"湮没虽死悲":埋没而死虽然很可悲,
# 湮没:埋没。
"贫苦即生剧":贫苦活着却更痛苦。
# 生剧:痛苦地活着。
"长叹至天晓":整夜长叹直到天亮,
"愁苦穷日夕":整日愁苦直到天黑。
"盛颜当少歇":青春面容本应鲜亮,
"鬓发先老白":鬓发却已先变苍白。
"亲友四面绝":亲戚朋友全断来往,
"朋知断三益":知己不再三种有益之交。
# 三益:指三种有益的朋友,语出《论语·季氏》:“孔子曰:益者三友,损者三友。友直,友谅,友多闻,益矣。”
"空庭惭树萱":空院愧对忘忧的萱草,
# 树萱:种植萱草。萱,萱草,俗名忘忧草。
"药饵愧过客":无乐无食愧对来访客。
# 药饵:“药”当为“乐”之误。乐饵,音乐与美食。
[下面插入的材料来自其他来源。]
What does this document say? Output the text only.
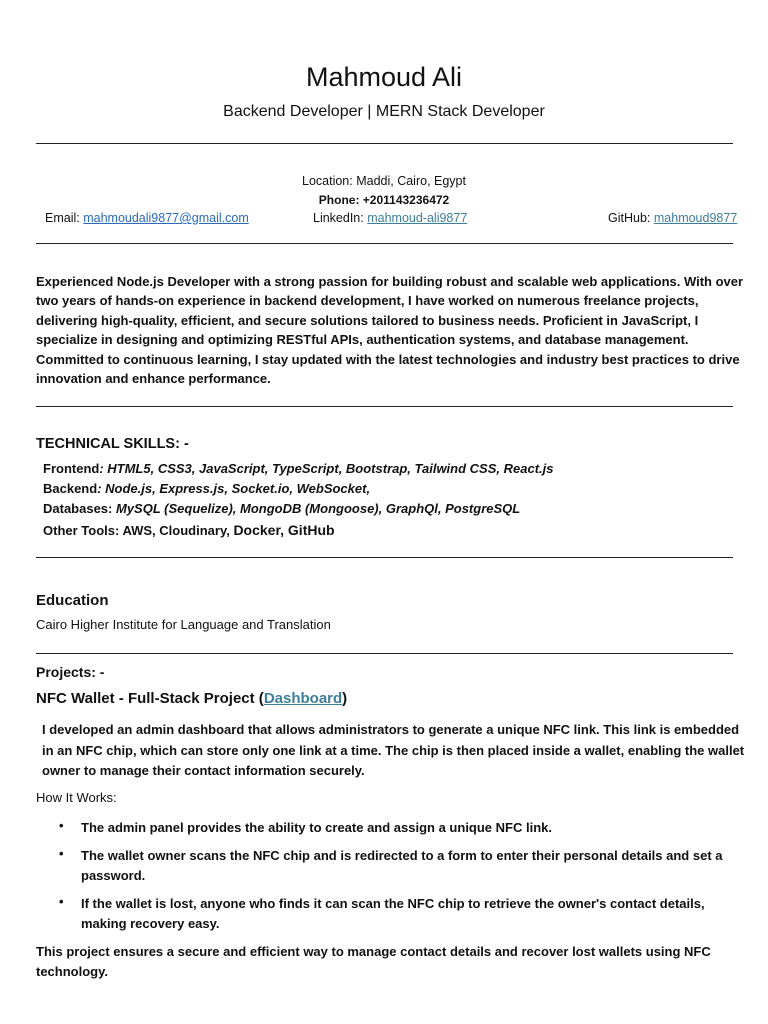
Mahmoud Ali
Backend Developer | MERN Stack Developer
Location: Maddi, Cairo, Egypt
Phone: +201143236472
Email: mahmoudali9877@gmail.com	LinkedIn: mahmoud-ali9877	GitHub: mahmoud9877
Experienced Node.js Developer with a strong passion for building robust and scalable web applications. With over two years of hands-on experience in backend development, I have worked on numerous freelance projects, delivering high-quality, efficient, and secure solutions tailored to business needs. Proficient in JavaScript, I specialize in designing and optimizing RESTful APIs, authentication systems, and database management. Committed to continuous learning, I stay updated with the latest technologies and industry best practices to drive innovation and enhance performance.
TECHNICAL SKILLS: -
Frontend: HTML5, CSS3, JavaScript, TypeScript, Bootstrap, Tailwind CSS, React.js
Backend: Node.js, Express.js, Socket.io, WebSocket,
Databases: MySQL (Sequelize), MongoDB (Mongoose), GraphQl, PostgreSQL
Other Tools: AWS, Cloudinary, Docker, GitHub
Education
Cairo Higher Institute for Language and Translation
Projects: -
NFC Wallet - Full-Stack Project (Dashboard)
I developed an admin dashboard that allows administrators to generate a unique NFC link. This link is embedded in an NFC chip, which can store only one link at a time. The chip is then placed inside a wallet, enabling the wallet owner to manage their contact information securely.
How It Works:
• The admin panel provides the ability to create and assign a unique NFC link.
• The wallet owner scans the NFC chip and is redirected to a form to enter their personal details and set a password.
• If the wallet is lost, anyone who finds it can scan the NFC chip to retrieve the owner's contact details, making recovery easy.
This project ensures a secure and efficient way to manage contact details and recover lost wallets using NFC technology.
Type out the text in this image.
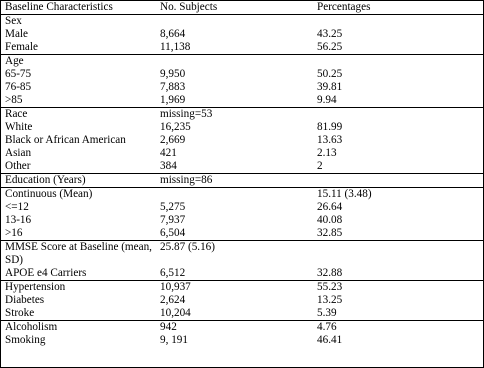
Baseline Characteristics	No. Subjects	Percentages
Sex		
Male	8,664	43.25
Female	11,138	56.25
Age		
65-75	9,950	50.25
76-85	7,883	39.81
>85	1,969	9.94
Race	missing=53	
White	16,235	81.99
Black or African American	2,669	13.63
Asian	421	2.13
Other	384	2
Education (Years)	missing=86	
Continuous (Mean)		15.11 (3.48)
<=12	5,275	26.64
13-16	7,937	40.08
>16	6,504	32.85
MMSE Score at Baseline (mean, SD)	25.87 (5.16)	
APOE e4 Carriers	6,512	32.88
Hypertension	10,937	55.23
Diabetes	2,624	13.25
Stroke	10,204	5.39
Alcoholism	942	4.76
Smoking	9, 191	46.41
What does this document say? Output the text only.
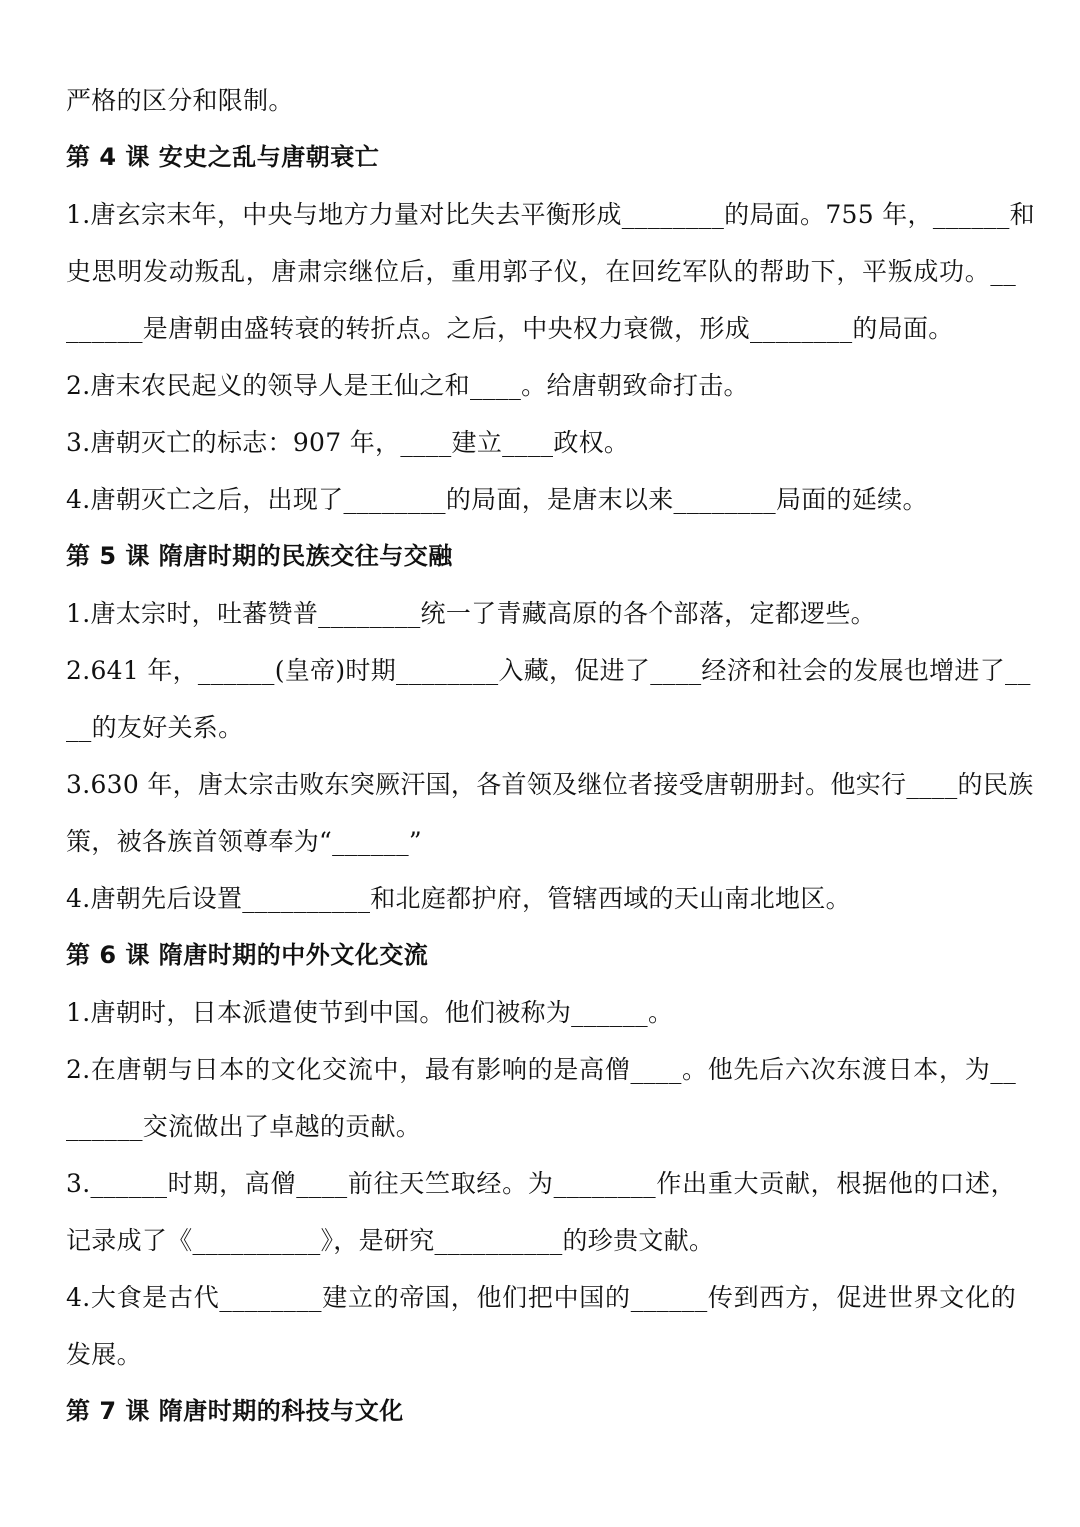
严格的区分和限制。
第 4 课 安史之乱与唐朝衰亡
1.唐玄宗末年，中央与地方力量对比失去平衡形成________的局面。755 年，______和
史思明发动叛乱，唐肃宗继位后，重用郭子仪，在回纥军队的帮助下，平叛成功。__
______是唐朝由盛转衰的转折点。之后，中央权力衰微，形成________的局面。
2.唐末农民起义的领导人是王仙之和____。给唐朝致命打击。
3.唐朝灭亡的标志：907 年，____建立____政权。
4.唐朝灭亡之后，出现了________的局面，是唐末以来________局面的延续。
第 5 课 隋唐时期的民族交往与交融
1.唐太宗时，吐蕃赞普________统一了青藏高原的各个部落，定都逻些。
2.641 年，______(皇帝)时期________入藏，促进了____经济和社会的发展也增进了__
__的友好关系。
3.630 年，唐太宗击败东突厥汗国，各首领及继位者接受唐朝册封。他实行____的民族
策，被各族首领尊奉为“______”
4.唐朝先后设置__________和北庭都护府，管辖西域的天山南北地区。
第 6 课 隋唐时期的中外文化交流
1.唐朝时，日本派遣使节到中国。他们被称为______。
2.在唐朝与日本的文化交流中，最有影响的是高僧____。他先后六次东渡日本，为__
______交流做出了卓越的贡献。
3.______时期，高僧____前往天竺取经。为________作出重大贡献，根据他的口述，
记录成了《__________》，是研究__________的珍贵文献。
4.大食是古代________建立的帝国，他们把中国的______传到西方，促进世界文化的
发展。
第 7 课 隋唐时期的科技与文化
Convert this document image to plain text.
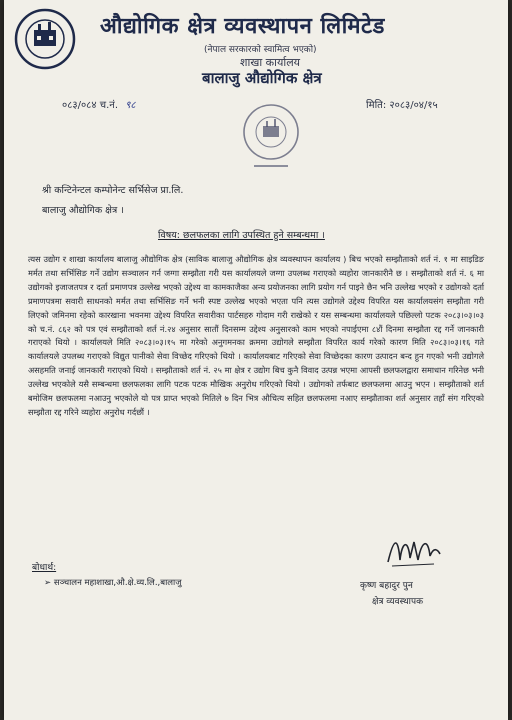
औद्योगिक क्षेत्र व्यवस्थापन लिमिटेड
(नेपाल सरकारको स्वामित्व भएको)
शाखा कार्यालय
बालाजु औद्योगिक क्षेत्र
०८३/०८४ च.नं. ९८	मिति: २०८३/०४/१५
श्री कन्टिनेन्टल कम्पोनेन्ट सर्भिसेज प्रा.लि.
बालाजु औद्योगिक क्षेत्र ।
विषय: छलफलका लागि उपस्थित हुने सम्बन्धमा ।
त्यस उद्योग र शाखा कार्यालय बालाजु औद्योगिक क्षेत्र (साविक बालाजु औद्योगिक क्षेत्र व्यवस्थापन कार्यालय ) बिच भएको सम्झौताको शर्त नं. १ मा साइडिङ मर्मत तथा सर्भिसिङ गर्ने उद्योग सञ्चालन गर्न जग्गा सम्झौता गरी यस कार्यालयले जग्गा उपलब्ध गराएको व्यहोरा जानकारीनै छ । सम्झौताको शर्त नं. ६ मा उद्योगको इजाजतपत्र र दर्ता प्रमाणपत्र उल्लेख भएको उद्देश्य वा कामकाजैका अन्य प्रयोजनका लागि प्रयोग गर्न पाइने छैन भनि उल्लेख भएको र उद्योगको दर्ता प्रमाणपत्रमा सवारी साधनको मर्मत तथा सर्भिसिङ गर्ने भनी स्पष्ट उल्लेख भएको भएता पनि त्यस उद्योगले उद्देश्य विपरित यस कार्यालयसंग सम्झौता गरी लिएको जमिनमा रहेको कारखाना भवनमा उद्देश्य विपरित सवारीका पार्टसहरु गोदाम गरी राखेको र यस सम्बन्धमा कार्यालयले पछिल्लो पटक २०८३।०३।०३ को च.नं. ८६२ को पत्र एवं सम्झौताको शर्त नं.२४ अनुसार सातौं दिनसम्म उद्देश्य अनुसारको काम भएको नपाईएमा ८४ौं दिनमा सम्झौता रद्द गर्ने जानकारी गराएको थियो । कार्यालयले मिति २०८३।०३।१५ मा गरेको अनुगमनका क्रममा उद्योगले सम्झौता विपरित कार्य गरेको कारण मिति २०८३।०३।१६ गते कार्यालयले उपलब्ध गराएको विद्युत पानीको सेवा विच्छेद गरिएको थियो । कार्यालयबाट गरिएको सेवा विच्छेदका कारण उत्पादन बन्द हुन गएको भनी उद्योगले असहमति जनाई जानकारी गराएको थियो । सम्झौताको शर्त नं. २५ मा क्षेत्र र उद्योग बिच कुनै विवाद उत्पन्न भएमा आपसी छलफलद्वारा समाधान गरिनेछ भनी उल्लेख भएकोले यसै सम्बन्धमा छलफलका लागि पटक पटक मौखिक अनुरोध गरिएको थियो । उद्योगको तर्फबाट छलफलमा आउनु भएन । सम्झौताको शर्त बमोजिम छलफलमा नआउनु भएकोले यो पत्र प्राप्त भएको मितिले ७ दिन भित्र औचित्य सहित छलफलमा नआए सम्झौताका शर्त अनुसार तहाँ संग गरिएको सम्झौता रद्द गरिने व्यहोरा अनुरोध गर्दछौं ।
कृष्ण बहादुर पुन
क्षेत्र व्यवस्थापक
बोधार्थ:
➢ सञ्चालन महाशाखा,औ.क्षे.व्य.लि.,बालाजु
语出《老子》“乐与饵,过客止”,后以喻吸引人的美好事物。
"贫年忘日时":穷困岁月忘记日期,
"黯颜就人惜":面色憔悴求人怜惜。
# 黯颜:面色黝黑。
"俄顷不相酬":对方敷衍不回应,
# 酬:酬对,应答。
"恧怩面已赤":羞愧脸红无地自容。
# 恧怩:惭愧忸怩。恧,惭愧。
"或以一金恨":或因一点钱财结怨,
# 一金:少量钱财。
"便成百年隙":便成百年不解之仇。
"心为千条计":心中谋划千条办法,
"事未见一获":事情未见一件成功。
"运圮津涂塞":命运败坏生路全堵,
# 运圮:意谓命运不好。圮,毁坏。
"遂转死沟洫":最终辗转死于沟渠。
"以此穷百年":与其这样穷困一辈子,
"不如还窀穸":不如归葬坟墓长眠。
# 窀穸:墓穴。
南朝宋文学家,“元嘉三大家”之一
鲍照(?~466),南朝宋文学家。字明远,东海(郡治今山东郯城北)人。出身寒微,曾任秣陵令、中书舍人等职,后为临海王刘子顼前军参军,故世称鲍参军。临海王刘子顼起兵失败,鲍照为乱兵所杀。鲍照与颜延之、谢灵运合称“元嘉三大家”。其诗体裁多样,题材丰富,长于乐府,尤擅七言之作,风格俊逸,对唐诗人李白、岑参等影响深远。其诗多不平之慨,表现了寒门之士积极进取的愿望和对士族专权现状的不满。亦擅赋及骈文。代表作品有乐府诗《拟行路难》十九首、赋《芜城赋》、骈文《登大雷岸与妹书》。著有《鲍参军集》。
1. 主题及内容介绍
这是一首五言古诗,也是一首悲愤诗。展现贫贱者从挣扎到幻灭的必然悲剧,具有强烈的现实主义批判力量,揭示贫者“生不如死”的极端痛苦,奠定全诗沉郁基调。
2. 写作手法
白描:全诗以“苦”“贫”“穷”“死”等沉重字眼重复出现,如“贫苦即生剧”“运圮津涂塞”,不加修饰的直陈令苦难触目惊心。结尾“不如还窀穸”与开篇“贫苦即生剧”呼应,以“生不如死”的决绝控诉,将情绪推至最高。夸张:“长叹至天晓,愁苦穷日夕”,以“天晓”与“日夕”循环夸张,将短暂的叹息拉长为昼夜不息的悲鸣,暗示愁苦如影随形、无休止。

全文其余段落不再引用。